DR PATEL: So I think resecting the colon made sense, simply if it was going to become a problem and it was narrowing the lumen, particularly in the second-line setting so close to her primary therapy. The likelihood of response is not great. So it would be unlike a 6-month interval. So, certainly, resection makes sense. And I agree with Tom. I’m not an avid user of topotecan because of the myelosuppression and my perception that I don’t see a lot of great responses.
So I think resection would have been reasonable. I likely probably also would have used irinotecan, should we have gone to systemic therapy. I think observation would make sense because she had no evaluable disease. Again, in the second-line setting, we’re not talking about response rates of 80 or 90%. She’s been through a lot with 6 cycles of treatment. She’s had the PCI. She’s had the surgery. It may be time to give her a break, knowing that probably next time you see her you’ll have to start again.
DR LOVE: What do you think you’re going to do? And what kind of condition is she in right now? Did she have any noticeable effects of the PCI?
DR DEUTSCH: No. Actually, she’s doing great. The PCI didn’t really cause too much cognitive change at all, actually. She seems like her usual self. She tolerated her colon resection great, and she just wants to proceed to do whatever she can to try and control her disease. She was more inclined toward taking chemotherapy than observation.

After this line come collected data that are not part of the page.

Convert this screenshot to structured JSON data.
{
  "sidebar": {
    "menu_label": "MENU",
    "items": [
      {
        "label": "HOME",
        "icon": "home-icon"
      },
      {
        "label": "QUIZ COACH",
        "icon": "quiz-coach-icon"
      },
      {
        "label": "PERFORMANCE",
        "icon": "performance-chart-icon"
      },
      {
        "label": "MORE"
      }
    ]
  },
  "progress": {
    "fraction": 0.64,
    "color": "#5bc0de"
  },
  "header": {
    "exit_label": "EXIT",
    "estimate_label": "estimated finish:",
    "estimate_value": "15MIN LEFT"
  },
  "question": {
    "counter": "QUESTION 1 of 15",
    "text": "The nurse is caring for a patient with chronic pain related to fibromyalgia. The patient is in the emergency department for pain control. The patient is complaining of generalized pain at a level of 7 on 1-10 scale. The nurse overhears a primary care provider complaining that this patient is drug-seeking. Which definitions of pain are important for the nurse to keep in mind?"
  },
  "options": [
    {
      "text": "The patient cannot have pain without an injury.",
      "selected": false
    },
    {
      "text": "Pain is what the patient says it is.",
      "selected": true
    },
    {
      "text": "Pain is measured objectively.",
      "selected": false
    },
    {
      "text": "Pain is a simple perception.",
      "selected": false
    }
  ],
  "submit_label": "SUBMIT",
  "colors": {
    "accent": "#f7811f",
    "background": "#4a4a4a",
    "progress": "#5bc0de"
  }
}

DR LOVE: Is she still smoking, just incidentally?
DR DEUTSCH: I have not asked her recently. I don’t think so. I think she quit smoking with the diagnosis of her lung cancer.
DR PATEL: One more question: Did you treat her with standard fractionation or BID radiation?
DR DEUTSCH: Standard fractionation.
DR LOVE: Why did you bring that up?
DR PATEL: She’s a young woman. There is, I guess, more acute toxicity with BID radiation, but often we would have tried. Again, her port sounds like it would have been massive, so it might have been quite difficult —
DR DEUTSCH: It was pretty large.
DR PATEL: — to do technically.
DR DEUTSCH: And the other factor for her is that she lives quite a distance from Raleigh, probably at least a 45-minute drive, which would make BID radiation somewhat logistically challenging for her.